🤖 AI Summary
This work addresses the challenge of link prediction in dynamic knowledge graphs under conditions of data sparsity, high noise, and incompleteness, where modeling temporal dynamics and cross-relational dependencies is particularly difficult. The authors propose PGRE, a novel model that introduces a Poisson–Gamma probabilistic framework to dynamic knowledge graphs for the first time. PGRE models multi-relational temporal links via a Poisson–Bernoulli process, represents entity-factor associations through latent variables governed by Gamma distributions, and captures cross-relational dependencies using a shared latent community structure. Temporal evolution of these latent variables is further modeled via a Gamma Markov process. Experimental results demonstrate that PGRE significantly outperforms existing methods on standard benchmarks, especially in sparse settings, and effectively uncovers meaningful patterns of relational evolution.
📝 Abstract
Dynamic knowledge graphs are ubiquitous in today's AI applications, as we represent molecular structures, social relationships, and language information using these graph models. As knowledge graphs evolve over time and are often noisy and incomplete, modeling their temporal and relational dependencies becomes crucial for downstream tasks.
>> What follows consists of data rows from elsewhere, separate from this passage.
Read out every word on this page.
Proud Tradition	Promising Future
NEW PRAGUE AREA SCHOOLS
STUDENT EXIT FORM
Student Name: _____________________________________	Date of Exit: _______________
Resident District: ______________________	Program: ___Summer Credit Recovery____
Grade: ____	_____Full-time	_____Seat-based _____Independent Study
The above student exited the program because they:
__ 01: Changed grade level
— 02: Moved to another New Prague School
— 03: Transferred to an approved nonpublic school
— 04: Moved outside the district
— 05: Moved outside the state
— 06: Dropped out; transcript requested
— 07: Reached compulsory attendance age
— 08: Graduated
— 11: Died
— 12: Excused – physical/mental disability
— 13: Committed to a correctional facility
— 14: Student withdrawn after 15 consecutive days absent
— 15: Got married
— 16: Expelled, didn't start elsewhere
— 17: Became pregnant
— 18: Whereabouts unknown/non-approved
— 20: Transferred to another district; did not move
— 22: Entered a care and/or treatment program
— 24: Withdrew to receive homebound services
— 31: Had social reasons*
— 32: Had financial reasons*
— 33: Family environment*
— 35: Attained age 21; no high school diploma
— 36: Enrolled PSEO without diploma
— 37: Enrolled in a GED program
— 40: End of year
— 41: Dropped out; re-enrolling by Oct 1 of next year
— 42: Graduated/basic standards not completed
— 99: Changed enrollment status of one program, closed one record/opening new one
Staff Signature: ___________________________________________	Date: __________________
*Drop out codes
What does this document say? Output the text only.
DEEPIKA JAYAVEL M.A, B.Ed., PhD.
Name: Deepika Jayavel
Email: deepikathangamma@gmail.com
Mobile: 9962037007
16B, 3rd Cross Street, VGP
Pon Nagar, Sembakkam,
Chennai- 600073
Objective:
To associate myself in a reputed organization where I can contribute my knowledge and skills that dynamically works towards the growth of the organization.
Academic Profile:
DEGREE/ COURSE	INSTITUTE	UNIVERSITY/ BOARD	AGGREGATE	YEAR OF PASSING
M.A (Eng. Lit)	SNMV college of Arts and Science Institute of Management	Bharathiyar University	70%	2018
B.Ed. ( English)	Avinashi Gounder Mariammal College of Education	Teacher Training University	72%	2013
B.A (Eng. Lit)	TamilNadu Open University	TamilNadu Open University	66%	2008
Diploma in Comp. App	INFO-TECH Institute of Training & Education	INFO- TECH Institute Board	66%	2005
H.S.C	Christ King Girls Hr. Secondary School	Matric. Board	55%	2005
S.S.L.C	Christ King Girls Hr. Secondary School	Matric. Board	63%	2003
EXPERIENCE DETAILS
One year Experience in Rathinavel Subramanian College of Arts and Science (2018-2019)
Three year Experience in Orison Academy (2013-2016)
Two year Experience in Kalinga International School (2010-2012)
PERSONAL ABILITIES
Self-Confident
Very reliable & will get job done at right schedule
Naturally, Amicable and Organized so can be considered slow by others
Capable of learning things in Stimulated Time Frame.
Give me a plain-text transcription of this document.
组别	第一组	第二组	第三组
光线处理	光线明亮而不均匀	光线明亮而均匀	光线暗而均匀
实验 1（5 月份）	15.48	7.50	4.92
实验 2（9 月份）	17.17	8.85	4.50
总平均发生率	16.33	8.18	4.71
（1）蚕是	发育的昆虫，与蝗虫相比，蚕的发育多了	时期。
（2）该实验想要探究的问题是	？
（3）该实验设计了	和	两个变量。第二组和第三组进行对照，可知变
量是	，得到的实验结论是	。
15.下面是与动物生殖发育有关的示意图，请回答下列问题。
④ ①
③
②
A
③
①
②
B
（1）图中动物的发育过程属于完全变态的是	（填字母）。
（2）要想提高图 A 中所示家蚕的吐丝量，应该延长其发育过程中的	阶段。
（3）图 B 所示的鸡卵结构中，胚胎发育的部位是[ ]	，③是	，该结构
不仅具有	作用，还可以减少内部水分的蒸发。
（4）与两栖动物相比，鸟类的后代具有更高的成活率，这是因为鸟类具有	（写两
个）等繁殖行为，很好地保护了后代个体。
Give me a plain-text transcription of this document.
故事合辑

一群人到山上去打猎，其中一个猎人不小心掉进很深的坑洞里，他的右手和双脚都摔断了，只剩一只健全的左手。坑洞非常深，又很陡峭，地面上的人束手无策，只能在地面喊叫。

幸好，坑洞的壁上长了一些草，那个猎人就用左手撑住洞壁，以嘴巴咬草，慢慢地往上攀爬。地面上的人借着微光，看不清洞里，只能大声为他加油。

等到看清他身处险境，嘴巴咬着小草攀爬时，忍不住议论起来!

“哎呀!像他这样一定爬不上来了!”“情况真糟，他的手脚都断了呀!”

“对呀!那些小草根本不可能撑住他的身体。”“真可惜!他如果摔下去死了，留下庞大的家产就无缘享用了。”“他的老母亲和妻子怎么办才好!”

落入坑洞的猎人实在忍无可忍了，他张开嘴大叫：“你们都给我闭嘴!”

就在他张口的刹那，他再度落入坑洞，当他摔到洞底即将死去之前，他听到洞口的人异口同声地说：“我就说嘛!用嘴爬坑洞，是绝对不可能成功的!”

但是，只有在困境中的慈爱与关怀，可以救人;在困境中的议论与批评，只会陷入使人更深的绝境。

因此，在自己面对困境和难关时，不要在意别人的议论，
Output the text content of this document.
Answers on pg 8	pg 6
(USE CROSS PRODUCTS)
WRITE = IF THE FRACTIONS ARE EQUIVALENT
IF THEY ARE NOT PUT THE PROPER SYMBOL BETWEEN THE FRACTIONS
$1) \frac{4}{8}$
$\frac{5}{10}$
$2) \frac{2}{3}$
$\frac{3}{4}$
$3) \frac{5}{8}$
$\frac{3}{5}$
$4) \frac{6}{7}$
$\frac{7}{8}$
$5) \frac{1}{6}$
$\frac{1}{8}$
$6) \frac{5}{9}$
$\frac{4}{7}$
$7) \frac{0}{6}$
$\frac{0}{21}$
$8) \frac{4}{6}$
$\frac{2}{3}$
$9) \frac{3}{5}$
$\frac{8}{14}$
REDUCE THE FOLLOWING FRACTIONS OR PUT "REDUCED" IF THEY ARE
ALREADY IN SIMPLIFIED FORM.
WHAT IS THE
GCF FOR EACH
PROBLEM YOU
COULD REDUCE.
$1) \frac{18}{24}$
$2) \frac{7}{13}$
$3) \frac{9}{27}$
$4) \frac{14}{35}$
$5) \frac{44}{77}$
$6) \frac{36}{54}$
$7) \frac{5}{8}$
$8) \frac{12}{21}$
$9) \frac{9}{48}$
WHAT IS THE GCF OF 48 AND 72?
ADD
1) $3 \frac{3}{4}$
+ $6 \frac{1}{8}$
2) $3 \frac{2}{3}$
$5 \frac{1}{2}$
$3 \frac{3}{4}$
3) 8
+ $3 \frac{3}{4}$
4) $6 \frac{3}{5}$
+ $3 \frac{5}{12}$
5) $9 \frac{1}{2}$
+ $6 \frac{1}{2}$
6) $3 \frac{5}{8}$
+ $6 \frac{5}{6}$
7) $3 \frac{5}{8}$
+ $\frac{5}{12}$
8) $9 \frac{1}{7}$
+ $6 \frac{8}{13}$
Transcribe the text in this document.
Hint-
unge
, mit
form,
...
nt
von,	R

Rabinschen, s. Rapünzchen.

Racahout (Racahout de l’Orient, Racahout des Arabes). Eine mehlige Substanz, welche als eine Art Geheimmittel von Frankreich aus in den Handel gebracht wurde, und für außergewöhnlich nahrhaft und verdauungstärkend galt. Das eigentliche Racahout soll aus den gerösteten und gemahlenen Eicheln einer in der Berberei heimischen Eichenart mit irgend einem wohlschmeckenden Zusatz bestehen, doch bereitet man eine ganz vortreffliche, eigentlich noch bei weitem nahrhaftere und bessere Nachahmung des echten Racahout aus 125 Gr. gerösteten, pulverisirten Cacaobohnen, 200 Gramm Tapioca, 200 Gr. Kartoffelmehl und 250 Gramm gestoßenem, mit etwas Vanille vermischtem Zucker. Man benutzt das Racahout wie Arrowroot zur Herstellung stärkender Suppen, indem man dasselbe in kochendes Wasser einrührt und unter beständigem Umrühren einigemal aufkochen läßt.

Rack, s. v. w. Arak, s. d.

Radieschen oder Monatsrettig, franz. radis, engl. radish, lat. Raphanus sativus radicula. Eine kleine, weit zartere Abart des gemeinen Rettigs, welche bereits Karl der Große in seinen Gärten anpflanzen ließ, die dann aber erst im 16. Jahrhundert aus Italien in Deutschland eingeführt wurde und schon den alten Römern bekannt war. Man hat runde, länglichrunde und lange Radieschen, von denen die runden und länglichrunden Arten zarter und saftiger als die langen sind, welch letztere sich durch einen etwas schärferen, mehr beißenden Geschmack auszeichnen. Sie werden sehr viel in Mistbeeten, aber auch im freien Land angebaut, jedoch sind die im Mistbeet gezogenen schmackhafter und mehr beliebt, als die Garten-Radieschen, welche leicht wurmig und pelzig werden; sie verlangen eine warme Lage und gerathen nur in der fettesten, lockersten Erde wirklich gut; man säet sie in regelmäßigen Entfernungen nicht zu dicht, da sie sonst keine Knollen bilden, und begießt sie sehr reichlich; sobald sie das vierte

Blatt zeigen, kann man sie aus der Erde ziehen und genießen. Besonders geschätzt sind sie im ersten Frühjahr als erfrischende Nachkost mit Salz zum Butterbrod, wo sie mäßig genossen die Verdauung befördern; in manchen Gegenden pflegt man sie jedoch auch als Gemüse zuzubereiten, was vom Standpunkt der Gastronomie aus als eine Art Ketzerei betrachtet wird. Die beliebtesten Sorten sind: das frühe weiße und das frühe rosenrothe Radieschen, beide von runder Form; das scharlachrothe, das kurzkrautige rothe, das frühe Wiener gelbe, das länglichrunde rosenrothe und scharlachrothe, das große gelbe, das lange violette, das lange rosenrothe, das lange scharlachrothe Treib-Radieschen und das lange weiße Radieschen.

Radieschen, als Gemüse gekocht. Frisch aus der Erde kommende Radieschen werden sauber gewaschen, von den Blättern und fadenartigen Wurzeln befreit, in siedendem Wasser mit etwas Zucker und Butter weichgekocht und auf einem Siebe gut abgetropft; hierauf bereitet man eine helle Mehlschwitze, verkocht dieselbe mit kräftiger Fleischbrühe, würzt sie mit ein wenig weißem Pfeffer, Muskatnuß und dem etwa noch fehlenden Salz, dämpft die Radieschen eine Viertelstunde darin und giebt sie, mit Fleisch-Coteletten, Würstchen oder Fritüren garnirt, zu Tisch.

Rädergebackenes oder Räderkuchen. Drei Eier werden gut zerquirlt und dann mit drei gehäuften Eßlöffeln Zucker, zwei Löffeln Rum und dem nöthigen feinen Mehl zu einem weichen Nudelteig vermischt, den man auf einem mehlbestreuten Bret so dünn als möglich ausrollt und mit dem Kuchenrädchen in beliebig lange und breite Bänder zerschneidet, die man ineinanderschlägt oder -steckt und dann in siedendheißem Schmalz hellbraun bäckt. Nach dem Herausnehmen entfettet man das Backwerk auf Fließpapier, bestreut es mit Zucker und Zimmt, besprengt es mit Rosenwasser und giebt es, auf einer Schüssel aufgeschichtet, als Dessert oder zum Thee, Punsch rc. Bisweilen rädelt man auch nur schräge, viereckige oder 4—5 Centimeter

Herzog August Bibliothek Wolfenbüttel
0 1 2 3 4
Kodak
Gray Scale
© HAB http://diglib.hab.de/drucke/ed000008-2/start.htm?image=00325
To address these challenges, this paper proposes PGRE (Poisson-Gamma Relational Evolution), a probabilistic model for modeling inter-relational dependencies in dynamic knowledge graphs. PGRE represents multi-relational temporal links via a Poisson-Bernoulli formulation. It introduces Gamma-distributed latent variables to capture entity-factor associations and cross-relation dependencies mediated by shared latent communities. A Gamma Markov process further models the temporal evolution of these latent variables, enabling principled characterization of relational dynamics. Experiments on benchmark datasets show that PGRE achieves competitive performance in link prediction, particularly in sparse settings, while revealing meaningful relational evolution patterns in dynamic knowledge graphs.